Interesting fact: in the U.S., single, childless, women under age 30 in urban areas earn more (10-20% in cities like New York) than single, childless, men under age 30. See: http://www.time.com/time/business/article/0,8599,2015274,00.....
This is not to undervalue the statistic presented in the article, but I'm always a bit wary of comparisons involving "equivalent education and experience." In Denmark, for example, 20-30% of women (depending on the study) work part-time, versus 8-10% of men. How do you compute "equivalent" experience with a part-time worker? Is 5 years of working an 80% work-week "equivalent" to 4 years of working full-time? Does a 30-year old woman who took 2 years off after college for childcare reasons have "equivalent" experience to a 28-year old man who did not? Mathematically that works out, but part-time work and time out of the workforce are death-blows to a resume, far out of proportion with the resulting differential in actual amount of experience.

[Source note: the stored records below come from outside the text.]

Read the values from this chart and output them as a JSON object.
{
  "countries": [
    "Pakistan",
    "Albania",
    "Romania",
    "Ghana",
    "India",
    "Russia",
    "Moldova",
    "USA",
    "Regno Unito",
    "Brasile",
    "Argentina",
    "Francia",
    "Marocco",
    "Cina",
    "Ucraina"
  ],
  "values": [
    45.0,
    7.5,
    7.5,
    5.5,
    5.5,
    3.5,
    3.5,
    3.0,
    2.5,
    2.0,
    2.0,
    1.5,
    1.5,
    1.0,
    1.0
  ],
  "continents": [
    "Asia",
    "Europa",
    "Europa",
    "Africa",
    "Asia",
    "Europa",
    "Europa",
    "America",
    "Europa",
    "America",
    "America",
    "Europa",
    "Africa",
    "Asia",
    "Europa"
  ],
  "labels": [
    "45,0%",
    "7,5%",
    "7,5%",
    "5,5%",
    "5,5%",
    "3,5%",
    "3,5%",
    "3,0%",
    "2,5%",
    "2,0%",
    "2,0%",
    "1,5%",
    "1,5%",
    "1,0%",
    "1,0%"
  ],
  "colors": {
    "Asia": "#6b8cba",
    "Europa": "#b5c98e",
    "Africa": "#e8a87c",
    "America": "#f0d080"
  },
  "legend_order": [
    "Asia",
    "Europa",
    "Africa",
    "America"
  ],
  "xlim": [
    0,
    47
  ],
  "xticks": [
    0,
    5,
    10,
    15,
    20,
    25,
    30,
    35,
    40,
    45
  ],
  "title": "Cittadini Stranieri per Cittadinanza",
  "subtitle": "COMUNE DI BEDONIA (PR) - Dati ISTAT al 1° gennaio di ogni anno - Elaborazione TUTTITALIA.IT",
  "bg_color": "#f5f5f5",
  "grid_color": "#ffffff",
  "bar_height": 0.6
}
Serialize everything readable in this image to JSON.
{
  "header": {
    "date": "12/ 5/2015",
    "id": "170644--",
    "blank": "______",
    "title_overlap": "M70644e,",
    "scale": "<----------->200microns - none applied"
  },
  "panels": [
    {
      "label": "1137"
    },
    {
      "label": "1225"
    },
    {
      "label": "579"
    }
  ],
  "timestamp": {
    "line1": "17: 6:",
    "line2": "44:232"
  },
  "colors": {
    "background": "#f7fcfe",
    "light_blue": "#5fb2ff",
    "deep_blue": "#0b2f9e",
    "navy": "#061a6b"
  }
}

I appreciate the ideas discussed in the article, but as the father of a daughter and the husband of a very ambitious woman, I have as slightly different perspective on the issue. Yes, it is important to avoid bias that results from the perceptions of men higher up in the hierarchy. At the same time, it's crucially important to look at the other irrationalities in the system. I think it's irrational that a women who takes a year off after the birth of a child is viewed by HR managers in a worse light than a man who took a year to backpack across Asia. I think it's irrational that men are never expected to be the ones who downshift their careers for a time to help raise kids. I think it's irrational that a period of downshifting is perceived as such a negative light in the first place.